AudioGuide (talk)

First, thanks for the super detailed and thoughtful response!

It was interesting watching the video and hearing the nuts and bolts of your specific take and perspective on this, as it varies quite a bit from the (current) FluCoMa paradigm.

Thanks for the additional comments on the normalization stuff. I’m still getting my head around this aspect of things as it can get complex, particularly when MFCCs are in the mix.

That’s quite interesting.

I guess this makes the most sense in a “one off” context where you have a fixed target and a set corpus, since you can just normalize it as part of the query, but I wonder how this would fair with a stream of targets pouring in a real-time context, re-normalizing on a per query basis.

This is one of the toughest things to wrap my head around when dipping into the machine-learning side of things is that penetrability evaporates almost instantly. Not a big deal when dealing with things like MFCCs or a high dimensional space, but there are still individual numbers (i.e. duration, loudness, etc…) that probably still mean a lot.

At the moment I’m trying to square that circle since the tools are built around a “match everything to everything” paradigm.

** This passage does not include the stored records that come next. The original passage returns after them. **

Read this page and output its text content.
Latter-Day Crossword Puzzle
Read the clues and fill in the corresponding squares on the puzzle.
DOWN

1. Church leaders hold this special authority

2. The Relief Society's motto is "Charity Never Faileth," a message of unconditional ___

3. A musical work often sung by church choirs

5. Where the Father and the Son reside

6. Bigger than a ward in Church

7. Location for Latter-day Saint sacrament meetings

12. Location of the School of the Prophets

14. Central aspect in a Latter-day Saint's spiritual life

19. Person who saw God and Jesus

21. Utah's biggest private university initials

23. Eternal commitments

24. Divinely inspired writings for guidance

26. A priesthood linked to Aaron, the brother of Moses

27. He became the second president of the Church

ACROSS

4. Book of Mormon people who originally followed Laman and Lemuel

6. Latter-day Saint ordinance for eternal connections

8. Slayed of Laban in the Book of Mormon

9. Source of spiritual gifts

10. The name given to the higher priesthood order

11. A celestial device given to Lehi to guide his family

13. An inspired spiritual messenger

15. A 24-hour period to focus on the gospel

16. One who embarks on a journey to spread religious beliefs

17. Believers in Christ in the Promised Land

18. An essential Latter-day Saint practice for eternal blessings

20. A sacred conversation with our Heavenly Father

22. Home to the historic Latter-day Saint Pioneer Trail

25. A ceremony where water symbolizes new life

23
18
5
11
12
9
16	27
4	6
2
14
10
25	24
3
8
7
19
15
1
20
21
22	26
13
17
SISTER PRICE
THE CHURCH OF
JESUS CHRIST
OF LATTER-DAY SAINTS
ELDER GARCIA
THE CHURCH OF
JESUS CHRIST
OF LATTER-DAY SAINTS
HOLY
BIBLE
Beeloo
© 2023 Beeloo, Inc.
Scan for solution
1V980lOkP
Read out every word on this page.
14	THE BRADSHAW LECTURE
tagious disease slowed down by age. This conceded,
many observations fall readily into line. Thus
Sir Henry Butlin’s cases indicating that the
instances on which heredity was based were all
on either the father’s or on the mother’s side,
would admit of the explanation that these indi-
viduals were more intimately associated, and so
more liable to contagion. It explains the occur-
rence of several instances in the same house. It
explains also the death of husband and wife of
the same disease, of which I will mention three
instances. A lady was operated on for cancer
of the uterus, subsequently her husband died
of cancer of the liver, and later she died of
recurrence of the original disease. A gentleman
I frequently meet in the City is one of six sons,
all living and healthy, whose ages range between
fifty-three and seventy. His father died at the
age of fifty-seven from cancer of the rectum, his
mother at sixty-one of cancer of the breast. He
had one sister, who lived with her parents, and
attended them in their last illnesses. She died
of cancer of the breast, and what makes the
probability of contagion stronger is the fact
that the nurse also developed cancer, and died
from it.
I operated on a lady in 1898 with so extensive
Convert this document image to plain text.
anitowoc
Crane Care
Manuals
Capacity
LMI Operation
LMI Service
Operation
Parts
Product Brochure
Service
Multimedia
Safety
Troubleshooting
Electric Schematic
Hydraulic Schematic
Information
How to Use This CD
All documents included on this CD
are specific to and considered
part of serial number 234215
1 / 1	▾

I like this kind of conditional matching. @tremblap has done some conditional santizing where things that are below a certain loudness or have a spectral spread above a certain value are “dismissed” by the corpus creation process, but this could be very useful for querying varied input where things like pitch and/or confidence may be useless for certain targets as a way to just skip that part of the query, rather than finding a way to sanitize the results, which is not without its own problems.

That’s great, and probably accounts for the sound you get from AudioGuide, where things sound whole/complete (as opposed to granular/mosaicked).

I can’t think of how to do that in the FluCoMa context, as it on its face it would seem like a query per analysis frame or something like that. OR just dumping the whole time series into a machine learning algorithm and letting it “sort itself out”. Presumably the time-series-ness would be reflected in the matching, but perhaps not explicitly, as it would be treated as any other distance relationship, rather than a hierarchical “container” for the rest of the querying to fall inside of.

As far as I understand it, the closest we have at the moment is having derivatives for any given value, which contains some kind of time varying information, though skewness/kurtosis can perhaps offer some idea as well. We don’t have vanilla linear regression (again, as far as I know).

At the moment, each statistic is an island. That is, you get seven stats (mean, standard deviation, skewness, kurtosis, and low/mid/high centiles), and then derivatives of these things. But each one is run on single data stream (typically a descriptor of some type, but since it’s buffer based it can happen on audio as well).

I suppose one could do this “manually”, but it would be quite tedious/messy since it would involve manually multiplying every sample in a buffer by a value, since all(ish) data types are buffers.

Did you abandon this approach due to complexity, or because of the limited usability? (i.e. only mel-based descriptors)

I’ve been working on some real-time spectral compensation (e.g. using the (mel-band)-based spectral shape of the target, to apply a corresponding filter to the match to more closely have the two sound alike) so an approach like this might make sense since I’m already doing mel-band analysis of both the source and target anyways.

Presumably what follows below about the specifics of how to subtract and find remainders (based on loudness) would be the same when doing it per mel-band?

This makes more sense… And I understand what you mentioned above about weighing descriptors (in general) against their linear amplitude.

Aaand the devil is in the details. So taking the means of spectral descriptors wouldn’t play so nice with this approach.

Thankfully for my most general use case I’m detail with tiny analysis windows (256 samples with @fftsettings 256 64 512), so the amount of smearing for so few frames is probably much less than what would happen across a file or segment that’s 1000ms+.

Either way, tons to think about, both in terms of things to test and apply, as well as some wish-list-y stuff for the FluCoMa tools.